Bruno Mars has symbolized how much the 2010’s have seen an occasional (sometimes too minor) rebirth of song and instrumental oriented soul/funk/pop music. And that’s of course speaking strictly on a commercial level. A child star in his native Honolulu, the man born Peter Jean Hernandez continued to perform covers in LA after a failed stint with Motown before becoming a well known songwriter. What interests me most about him is how he recorded his full length 2010 debut album with a live band called The Hooligans. Who are with him to this day. As for that album itself…..
The first time I heard the name Bruno Mars when at a summer pride festival when a local band in my area called The Blast Addicts did a version of his song “The Lazy Song”. I’d seen this album around but paid it little attention. Over time I’ve had more exposure to his young hipster attitude and his inspired state show,I began to realize this might just be a talent worth exploring.

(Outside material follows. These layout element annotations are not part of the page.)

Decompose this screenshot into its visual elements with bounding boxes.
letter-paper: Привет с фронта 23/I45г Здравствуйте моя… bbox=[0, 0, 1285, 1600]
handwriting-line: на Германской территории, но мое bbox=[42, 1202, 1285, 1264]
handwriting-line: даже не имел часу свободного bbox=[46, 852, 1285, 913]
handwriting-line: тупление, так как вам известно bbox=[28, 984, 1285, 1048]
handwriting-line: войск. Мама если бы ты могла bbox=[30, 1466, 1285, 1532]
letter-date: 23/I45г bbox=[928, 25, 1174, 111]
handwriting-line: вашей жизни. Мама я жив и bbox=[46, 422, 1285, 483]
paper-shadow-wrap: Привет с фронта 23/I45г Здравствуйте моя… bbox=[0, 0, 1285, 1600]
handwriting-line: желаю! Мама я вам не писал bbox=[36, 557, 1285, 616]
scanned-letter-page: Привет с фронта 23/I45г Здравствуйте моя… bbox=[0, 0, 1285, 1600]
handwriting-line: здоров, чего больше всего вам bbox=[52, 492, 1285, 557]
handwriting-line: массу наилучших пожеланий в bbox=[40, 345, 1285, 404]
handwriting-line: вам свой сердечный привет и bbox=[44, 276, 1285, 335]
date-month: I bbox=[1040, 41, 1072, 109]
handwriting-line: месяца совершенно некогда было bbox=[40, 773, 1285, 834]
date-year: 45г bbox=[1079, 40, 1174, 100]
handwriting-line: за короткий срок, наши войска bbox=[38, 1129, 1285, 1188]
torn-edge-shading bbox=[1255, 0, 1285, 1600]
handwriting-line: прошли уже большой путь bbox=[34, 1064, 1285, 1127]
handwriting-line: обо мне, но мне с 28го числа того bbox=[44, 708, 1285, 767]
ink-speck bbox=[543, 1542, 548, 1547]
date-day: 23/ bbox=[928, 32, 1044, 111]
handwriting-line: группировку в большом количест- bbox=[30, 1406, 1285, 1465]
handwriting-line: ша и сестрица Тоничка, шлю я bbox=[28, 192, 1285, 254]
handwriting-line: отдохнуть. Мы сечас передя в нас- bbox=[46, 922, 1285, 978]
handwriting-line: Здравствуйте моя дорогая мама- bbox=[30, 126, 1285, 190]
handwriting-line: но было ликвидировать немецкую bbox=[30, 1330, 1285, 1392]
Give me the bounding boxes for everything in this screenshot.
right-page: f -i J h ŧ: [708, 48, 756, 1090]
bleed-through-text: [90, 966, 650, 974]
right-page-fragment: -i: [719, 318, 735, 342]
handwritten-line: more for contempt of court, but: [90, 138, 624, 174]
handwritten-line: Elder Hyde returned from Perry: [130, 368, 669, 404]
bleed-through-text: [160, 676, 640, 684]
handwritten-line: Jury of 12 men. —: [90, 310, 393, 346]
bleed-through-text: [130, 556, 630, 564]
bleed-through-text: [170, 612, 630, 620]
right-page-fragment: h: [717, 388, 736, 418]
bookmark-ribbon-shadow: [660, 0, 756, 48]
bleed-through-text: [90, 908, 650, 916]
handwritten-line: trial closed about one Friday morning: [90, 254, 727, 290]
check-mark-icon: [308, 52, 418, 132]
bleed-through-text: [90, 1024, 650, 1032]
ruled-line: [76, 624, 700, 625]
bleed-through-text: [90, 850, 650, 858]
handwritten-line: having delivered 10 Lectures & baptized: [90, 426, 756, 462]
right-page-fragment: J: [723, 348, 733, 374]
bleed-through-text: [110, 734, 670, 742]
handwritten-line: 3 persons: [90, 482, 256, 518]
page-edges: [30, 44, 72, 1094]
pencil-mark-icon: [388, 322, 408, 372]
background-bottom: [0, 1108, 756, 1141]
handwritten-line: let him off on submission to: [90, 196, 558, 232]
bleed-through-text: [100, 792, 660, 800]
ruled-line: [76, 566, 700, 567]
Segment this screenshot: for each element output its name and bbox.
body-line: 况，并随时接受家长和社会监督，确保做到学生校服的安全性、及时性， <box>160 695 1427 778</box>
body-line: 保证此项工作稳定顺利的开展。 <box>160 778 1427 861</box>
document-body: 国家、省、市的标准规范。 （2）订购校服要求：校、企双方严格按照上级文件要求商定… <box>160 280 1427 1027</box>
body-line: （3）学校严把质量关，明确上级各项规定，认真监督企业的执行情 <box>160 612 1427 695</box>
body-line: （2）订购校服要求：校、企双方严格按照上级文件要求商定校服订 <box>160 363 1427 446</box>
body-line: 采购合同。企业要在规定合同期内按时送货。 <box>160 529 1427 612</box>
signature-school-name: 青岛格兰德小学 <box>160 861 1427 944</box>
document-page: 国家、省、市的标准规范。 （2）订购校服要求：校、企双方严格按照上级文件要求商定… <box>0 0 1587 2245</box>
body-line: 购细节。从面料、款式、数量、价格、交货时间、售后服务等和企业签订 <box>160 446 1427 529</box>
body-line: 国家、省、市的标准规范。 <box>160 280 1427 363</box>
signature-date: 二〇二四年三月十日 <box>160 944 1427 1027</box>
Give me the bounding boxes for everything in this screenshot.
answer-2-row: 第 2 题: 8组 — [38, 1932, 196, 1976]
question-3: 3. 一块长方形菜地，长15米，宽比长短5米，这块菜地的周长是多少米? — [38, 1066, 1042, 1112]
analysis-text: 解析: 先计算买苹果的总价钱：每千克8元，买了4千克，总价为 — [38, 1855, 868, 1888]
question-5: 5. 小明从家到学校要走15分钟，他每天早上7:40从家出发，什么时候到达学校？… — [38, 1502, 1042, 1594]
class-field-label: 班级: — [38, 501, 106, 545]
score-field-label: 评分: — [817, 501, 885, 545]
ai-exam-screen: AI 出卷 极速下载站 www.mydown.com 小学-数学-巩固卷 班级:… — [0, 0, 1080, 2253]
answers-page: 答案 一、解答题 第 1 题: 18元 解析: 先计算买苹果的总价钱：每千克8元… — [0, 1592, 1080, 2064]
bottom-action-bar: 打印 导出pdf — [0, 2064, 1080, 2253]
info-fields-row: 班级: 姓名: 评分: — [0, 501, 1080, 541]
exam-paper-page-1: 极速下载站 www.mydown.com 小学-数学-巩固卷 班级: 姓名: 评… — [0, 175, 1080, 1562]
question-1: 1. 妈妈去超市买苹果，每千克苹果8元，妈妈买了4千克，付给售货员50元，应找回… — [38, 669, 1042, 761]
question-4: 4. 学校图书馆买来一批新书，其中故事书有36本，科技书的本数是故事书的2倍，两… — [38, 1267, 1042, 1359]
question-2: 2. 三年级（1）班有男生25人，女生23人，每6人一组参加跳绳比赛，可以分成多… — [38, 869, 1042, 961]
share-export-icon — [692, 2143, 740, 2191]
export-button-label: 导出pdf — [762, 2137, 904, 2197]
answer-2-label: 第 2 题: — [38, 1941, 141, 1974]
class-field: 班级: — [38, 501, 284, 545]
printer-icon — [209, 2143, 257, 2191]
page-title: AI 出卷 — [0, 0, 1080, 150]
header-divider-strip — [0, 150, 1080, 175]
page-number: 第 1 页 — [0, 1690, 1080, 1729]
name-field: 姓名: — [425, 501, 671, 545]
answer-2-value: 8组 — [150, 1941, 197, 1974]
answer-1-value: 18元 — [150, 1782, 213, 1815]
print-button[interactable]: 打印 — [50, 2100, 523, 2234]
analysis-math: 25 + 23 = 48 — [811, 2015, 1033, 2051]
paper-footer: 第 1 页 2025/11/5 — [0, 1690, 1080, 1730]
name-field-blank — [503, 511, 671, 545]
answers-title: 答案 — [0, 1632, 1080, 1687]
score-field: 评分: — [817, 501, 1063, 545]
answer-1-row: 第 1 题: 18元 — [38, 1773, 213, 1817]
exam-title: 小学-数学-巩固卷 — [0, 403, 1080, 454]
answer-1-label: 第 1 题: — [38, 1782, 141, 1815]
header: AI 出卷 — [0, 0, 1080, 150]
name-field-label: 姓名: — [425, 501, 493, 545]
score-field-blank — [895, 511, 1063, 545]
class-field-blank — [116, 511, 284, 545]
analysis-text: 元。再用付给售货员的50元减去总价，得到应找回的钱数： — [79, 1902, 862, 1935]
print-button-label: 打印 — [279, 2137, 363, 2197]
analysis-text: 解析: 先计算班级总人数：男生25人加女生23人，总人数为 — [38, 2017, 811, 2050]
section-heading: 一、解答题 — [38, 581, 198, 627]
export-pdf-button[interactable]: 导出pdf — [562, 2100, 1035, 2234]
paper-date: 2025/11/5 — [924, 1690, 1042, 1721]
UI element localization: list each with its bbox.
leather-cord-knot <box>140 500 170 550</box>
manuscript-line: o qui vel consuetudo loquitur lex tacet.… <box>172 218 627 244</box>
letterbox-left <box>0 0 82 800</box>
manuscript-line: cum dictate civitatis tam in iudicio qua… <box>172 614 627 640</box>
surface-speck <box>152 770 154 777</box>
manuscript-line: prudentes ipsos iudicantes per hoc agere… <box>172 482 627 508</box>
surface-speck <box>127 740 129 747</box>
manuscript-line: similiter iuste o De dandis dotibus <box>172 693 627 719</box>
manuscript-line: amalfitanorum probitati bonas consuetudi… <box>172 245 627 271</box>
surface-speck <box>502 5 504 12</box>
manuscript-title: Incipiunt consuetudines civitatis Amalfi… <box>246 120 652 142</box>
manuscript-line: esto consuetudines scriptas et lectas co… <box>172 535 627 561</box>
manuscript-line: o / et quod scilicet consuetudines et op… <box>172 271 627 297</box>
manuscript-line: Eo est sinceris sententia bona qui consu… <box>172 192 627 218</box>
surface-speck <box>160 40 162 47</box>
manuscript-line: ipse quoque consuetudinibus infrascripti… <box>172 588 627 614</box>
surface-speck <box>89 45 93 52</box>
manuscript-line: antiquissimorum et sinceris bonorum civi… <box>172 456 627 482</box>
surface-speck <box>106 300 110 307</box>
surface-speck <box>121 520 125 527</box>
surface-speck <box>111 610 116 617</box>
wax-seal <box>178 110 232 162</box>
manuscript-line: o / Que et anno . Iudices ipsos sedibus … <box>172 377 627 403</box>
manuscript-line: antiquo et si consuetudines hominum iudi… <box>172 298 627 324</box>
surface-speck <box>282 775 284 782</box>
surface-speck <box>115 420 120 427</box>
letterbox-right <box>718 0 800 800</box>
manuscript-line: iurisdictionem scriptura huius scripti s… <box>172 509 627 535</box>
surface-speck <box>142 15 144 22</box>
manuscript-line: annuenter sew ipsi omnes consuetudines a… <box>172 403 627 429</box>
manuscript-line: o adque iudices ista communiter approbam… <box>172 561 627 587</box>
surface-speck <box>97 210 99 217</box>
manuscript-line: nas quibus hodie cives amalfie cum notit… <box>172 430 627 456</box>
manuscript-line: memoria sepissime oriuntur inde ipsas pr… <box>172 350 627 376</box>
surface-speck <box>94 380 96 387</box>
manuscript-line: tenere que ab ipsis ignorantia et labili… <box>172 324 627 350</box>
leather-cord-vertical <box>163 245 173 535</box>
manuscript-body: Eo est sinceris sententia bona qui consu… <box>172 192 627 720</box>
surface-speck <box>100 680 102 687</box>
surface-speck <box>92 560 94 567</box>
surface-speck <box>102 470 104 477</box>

It’s been a very long time since I heard an artist whose songs were inspiring interpretation so early in the game. While references to him as “the new Michael Jackson” were a complete turn off at first,considering how few artists will ever likely live up to a vibrant talent on the level of MJ again, But what was this man going to have to say on his own terms?
The first two songs on this album “Grenade” and “Just The Way You Are” do in fact possess that epic production sound so common today,however the pop-soul song craft of the compositions themselves are really quite amazing. My personal favorite track here is the slinky funk/reggae of “Our First Time”,with it’s beautifully jazzy chord changes.
“Runaway Baby” is a high octane,guitar based funk rocker where “The Lazy Song” pulls pop,soul,funk and light hip-hop rhythms together for a song celebrating the sometimes slacker spirit of youth. The same impulse carries on into the sparse new wave style “Marry You”,though this time seeking a commitment through naivety. “Talking To The Moon” is a moody,reflective piano based ballad.
Damian Marley shows up for the heavy reverbed reggae of “Liquor Store Blues”,an ode to drowning sorrows where “Count On Me” is a sweet little acoustic based song with a strong Caribbean flavor. The ending finds Mars as a soul man supreme on the heavily Stax inspired “The Other Side” recorded,of course with Cee Lo Green. Brimming with youthful charm and innocence this singer/songwriter/musician also shows great potential for a significant,long term creative expansion as he grows artistically.
He puts a great deal of thought into his writing and his musical ideas. And while it’s clear he operates on many levels firmly within the contemporary musical idiom,his basic musical flavors come out of 60’s and 70’s sunshine pop melodies-through the filters of the soul,funk and reggae music he clearly loves. Probably the idea pop album for this particular time period.
This review of Bruno Mars’s first album was written by me five years ago, around the time I was taking an interest in his second effort Unorthodox Jukebox. Bruno’s music has since then been covered more on this blog by my friend Henrique Hopkins. He really helped to bring songs like “24 Karat” and the already iconic “Uptown Funk” to my initial attention in the doing. In any case, always felt it wise to approach Bruno’s music in an album context on my end. And am starting with his first here. Which shows how much tremendous growth Bruno’s music has made in the years since he made his solo debut.